Everybody’s got an opinion about what moves markets these days – well, almost everybody.
Yes, it’s “’tween” time, halfway through the marketing year, when big movers are harder to find.
And that only partly explains USDA’s reticence why the agency made no revisions to its 2024 U.S. crop numbers in its March 11 World Agricultural Supply and Demand Estimates. Seasonal factors took a back seat to the big elephant in the room: tariffs. Some tariffs are in place, others could eventually take their place, and no one knows where they’ll wind up or when. So not trying to predict the impact means not making wholesale changes to the outlook when markets are uncertain enough as is.
Better to measure twice and cut once.


Beware the Fed
History backs that carpenter’s rule, especially with the Federal Reserve checking its own toolbox ahead of the next update to monetary policy due March 19.
The central bank isn’t expected to make any changes to its target range for benchmark Federal Funds, leaving it between 4.25% and 4.5%. Higher rates tend to support the value of the U.S. dollar, which generally is bearish for commodities denominated in greenbacks.
Barring a Fed surprise, new crop corn and soybean futures typically stage some type of rally from mid-March into spring.
For sure, we don’t know where those spring lows will come in. But if markets avoid a complete washout, current bottoms around $4.40 for corn and $9.95 for soybeans point to at least some pricing opportunities for those who need or want them. On average over the past 50-plus years, December corn mustered a 13.2% rally off spring lows, with the smallest bounce the 5.2% gain off the 2016 bottom.

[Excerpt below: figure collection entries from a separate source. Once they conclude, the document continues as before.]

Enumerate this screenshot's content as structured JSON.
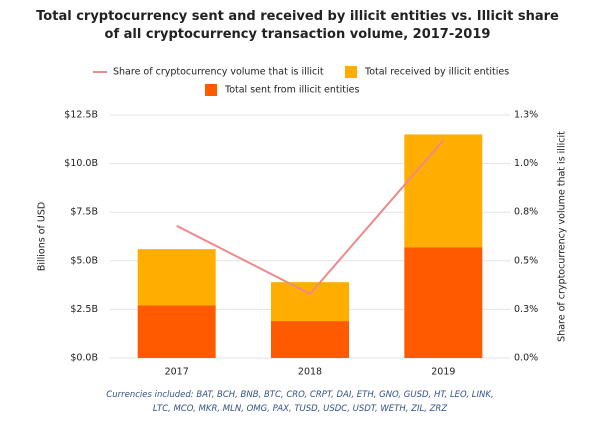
{
  "chart_data": {
    "type": "bar",
    "title": "Total cryptocurrency sent and received by illicit entities vs. Illicit share of all cryptocurrency transaction volume, 2017-2019",
    "note": "Currencies included: BAT, BCH, BNB, BTC, CRO, CRPT, DAI, ETH, GNO, GUSD, HT, LEO, LINK, LTC, MCO, MKR, MLN, OMG, PAX, TUSD, USDC, USDT, WETH, ZIL, ZRZ",
    "categories": [
      "2017",
      "2018",
      "2019"
    ],
    "y_label": "Billions of USD",
    "y2_label": "Share of cryptocurrency volume that is illicit",
    "ylim": [
      0,
      12.5
    ],
    "yticks": [
      {
        "value": 0,
        "label": "$0.0B"
      },
      {
        "value": 2.5,
        "label": "$2.5B"
      },
      {
        "value": 5,
        "label": "$5.0B"
      },
      {
        "value": 7.5,
        "label": "$7.5B"
      },
      {
        "value": 10,
        "label": "$10.0B"
      },
      {
        "value": 12.5,
        "label": "$12.5B"
      }
    ],
    "y2lim": [
      0,
      1.25
    ],
    "y2ticks": [
      {
        "value": 0,
        "label": "0.0%"
      },
      {
        "value": 0.25,
        "label": "0.3%"
      },
      {
        "value": 0.5,
        "label": "0.5%"
      },
      {
        "value": 0.75,
        "label": "0.8%"
      },
      {
        "value": 1,
        "label": "1.0%"
      },
      {
        "value": 1.25,
        "label": "1.3%"
      }
    ],
    "series": [
      {
        "name": "Total sent from illicit entities",
        "type": "bar",
        "color": "#ff5a00",
        "values": [
          2.7,
          1.9,
          5.7
        ]
      },
      {
        "name": "Total received by illicit entities",
        "type": "bar",
        "color": "#ffae00",
        "values": [
          2.9,
          2.0,
          5.8
        ]
      },
      {
        "name": "Share of cryptocurrency volume that is illicit",
        "type": "line",
        "axis": "y2",
        "color": "#ef8a8a",
        "values": [
          0.68,
          0.33,
          1.12
        ]
      }
    ]
  }
}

November soybeans averaged a 14.5% bounce, with their nadir in the flood year of 1993 at 4.4%.
Bye-bye La Nina
With facts like tariffs hard to discern, one “hard” number emerged that could provide fuel for a rally – or douse nascent embers: La Nina. U.S. weather forecasters – their own ranks under fire from budget cutters – said the well-known El Nino cycle would ease over the next month from La Nina cooling in the equatorial Pacific to its neutral phase, which would last until fall.

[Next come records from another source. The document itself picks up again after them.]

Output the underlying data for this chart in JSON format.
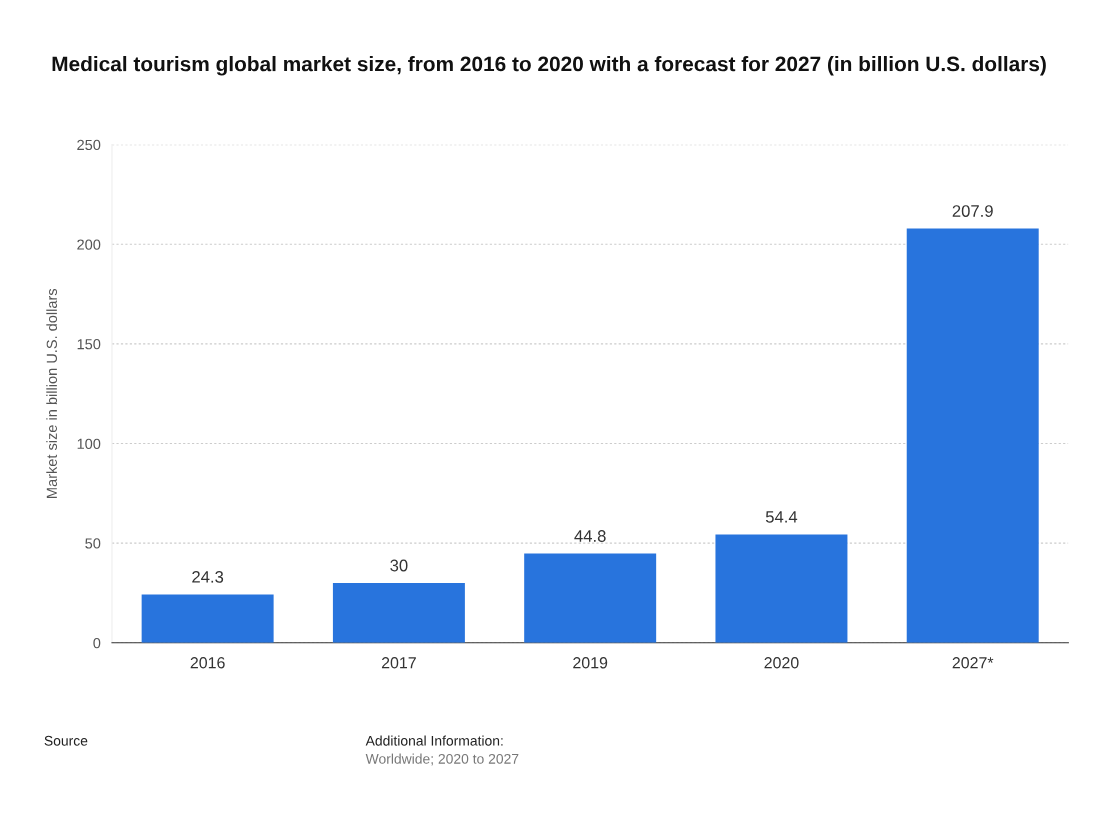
{
  "chart_data": {
    "type": "bar",
    "title": "Medical tourism global market size, from 2016 to 2020 with a forecast for 2027 (in billion U.S. dollars)",
    "ylabel": "Market size in billion U.S. dollars",
    "categories": [
      "2016",
      "2017",
      "2019",
      "2020",
      "2027*"
    ],
    "values": [
      24.3,
      30,
      44.8,
      54.4,
      207.9
    ],
    "color": "#2874dd",
    "ylim": [
      0,
      250
    ],
    "yticks": [
      0,
      50,
      100,
      150,
      200,
      250
    ],
    "grid": "y",
    "data_labels": true,
    "annotations": [
      "Source",
      "Additional Information:",
      "Worldwide; 2020 to 2027"
    ]
  }
}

La Nina tends to be bad for U.S. corn and soybean yields, while its twin favors better crops. But weather is complicated, and no one single factor comes anywhere close to being an accurate Magic 8-Ball. Sometimes supply is the limiting factor for the market. At other times demand holds sway. Most years the two do a complicated dance, especially around the May Pole.
Indeed, a statistically significant correlation exists between the Consumer Price Index and ENSO. But? It’s not particularly strong, leaving plenty of room for other outcomes.
And opinions. That’s what it takes to make a market. One size doesn’t fit all.
So, the minimum rally projected for corn would take December 2025 to $4.63, little more than a dime off Friday’s $4.51 close, with the average rally around $5.05.
For November 2025 soybeans, the minimum target is $10.38, 20 cents above Friday’s $10.18 close. And the average rally? That projects to $11.39.